At this moment in time I have no idea why I would ever have thought I didn’t want to keep Georgie.
This past Friday the vet came out to ultrasound her suspensory. Georgie has a tear in her suspensory ligament. The vet checked and rechecked, not understanding how a hole of this size could be in a horse with such minor lameness. She mentioned that Georgie must be a super tough mare.
Yeah. She is. She also has a heart of gold.
I’ve obviously shed a lot of tears over this new-found information. I spoke with her owner and we both agreed. Georgie shouldn’t compete at the upper levels again, even if in 6 months or a year she appears sound. She’s given me everything. Why would I ask her to do it again and possibly reinjure herself?
So, come May, when the snow has hopefully melted, Georgie will be rehabbing in a lovely privately owned stable. I’ll be giving up the lease as is, and creating a new lease on her. One where I am responsible for checking in on her, getting her out for walks and making sure she is doing well. While I can’t continue the financial aspect of keeping Georgie during rehab, I didn’t want to say goodbye completely, and happily agreed to continue being her primary caretaker. My hope is that one day she can show someone wanting to go BN what an incredible thrill it can be to ride a safe and honest horse cross country.
I have so many “I wish we could haves” but I’m not going to dwell on them. Our partnership was clearly not long enough, but man it was super fantastic while we had it. I never fell off of Georgie. She never, ever, refused a fence. What horse in 3+ years never stops at a fence??? She never scared me and she never hurt me. She didn’t mind that I dressed her in purple from head to toe. She let me learn so much, and kept saying yes when I asked for more.
I am so incredibly lucky to have had Georgie in my life as a competition horse. My dream when I started eventing to was to maybe, one day, go Training. Not only did we accomplish that goal but we became a competitive Training pair and were ready to tackle Prelim, despite the fact that I was initially told Georgie would never be a Prelim worthy horse.
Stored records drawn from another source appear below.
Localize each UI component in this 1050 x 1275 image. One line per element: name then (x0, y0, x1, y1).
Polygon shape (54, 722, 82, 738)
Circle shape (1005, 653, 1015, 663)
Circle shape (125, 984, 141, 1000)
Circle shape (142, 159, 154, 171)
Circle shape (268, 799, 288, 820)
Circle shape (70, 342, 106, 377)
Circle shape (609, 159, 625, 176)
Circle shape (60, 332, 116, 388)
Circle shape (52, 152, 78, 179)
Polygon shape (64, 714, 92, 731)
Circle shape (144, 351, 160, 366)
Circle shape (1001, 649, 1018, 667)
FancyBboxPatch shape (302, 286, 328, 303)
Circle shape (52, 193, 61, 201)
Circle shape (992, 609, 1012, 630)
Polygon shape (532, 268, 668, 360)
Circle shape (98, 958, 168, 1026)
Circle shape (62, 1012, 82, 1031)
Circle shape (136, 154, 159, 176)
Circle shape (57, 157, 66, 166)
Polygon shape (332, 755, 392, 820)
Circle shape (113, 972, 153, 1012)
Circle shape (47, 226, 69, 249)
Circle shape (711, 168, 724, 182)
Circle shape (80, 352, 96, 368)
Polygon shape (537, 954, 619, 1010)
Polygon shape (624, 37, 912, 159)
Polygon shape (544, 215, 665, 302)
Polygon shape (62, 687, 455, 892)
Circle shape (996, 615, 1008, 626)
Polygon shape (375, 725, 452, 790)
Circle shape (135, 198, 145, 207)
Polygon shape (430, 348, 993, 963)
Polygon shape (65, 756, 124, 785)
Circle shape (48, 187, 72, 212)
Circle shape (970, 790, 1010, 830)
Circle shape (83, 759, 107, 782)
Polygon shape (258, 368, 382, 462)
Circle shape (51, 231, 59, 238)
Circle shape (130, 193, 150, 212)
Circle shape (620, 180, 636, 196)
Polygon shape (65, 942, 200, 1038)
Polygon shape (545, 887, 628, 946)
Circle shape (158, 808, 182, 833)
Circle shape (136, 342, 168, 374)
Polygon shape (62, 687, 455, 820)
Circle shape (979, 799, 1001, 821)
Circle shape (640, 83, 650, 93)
With Georgie as my partner, I never feared a thing while on her back. That mare took care of me and saved my butt more times than I can count.
So, yes, I’m devastated. And yes, the crying and lamenting will continue for a bit longer. But here’s the thing. Georgie will still be a part of my life. And who knows, perhaps if she is sound I’ll get to rehab her and take her to her first BN event post injury. I’m lucky that this is not a final goodbye.
And I’m lucky for incredible friends. People who have been offering me horses to ride and buy since they’ve heard the news. This certainly isn’t the end of Georgie, and it isn’t the end for me either. Sure, moving forward every horse will have to live up to Georgie and I’ll always compare them to the mare that did no wrong. But it’s ok. I am ready to start falling off, and refusing fences, and I am more than ready to continue the 3Day adventures with horses.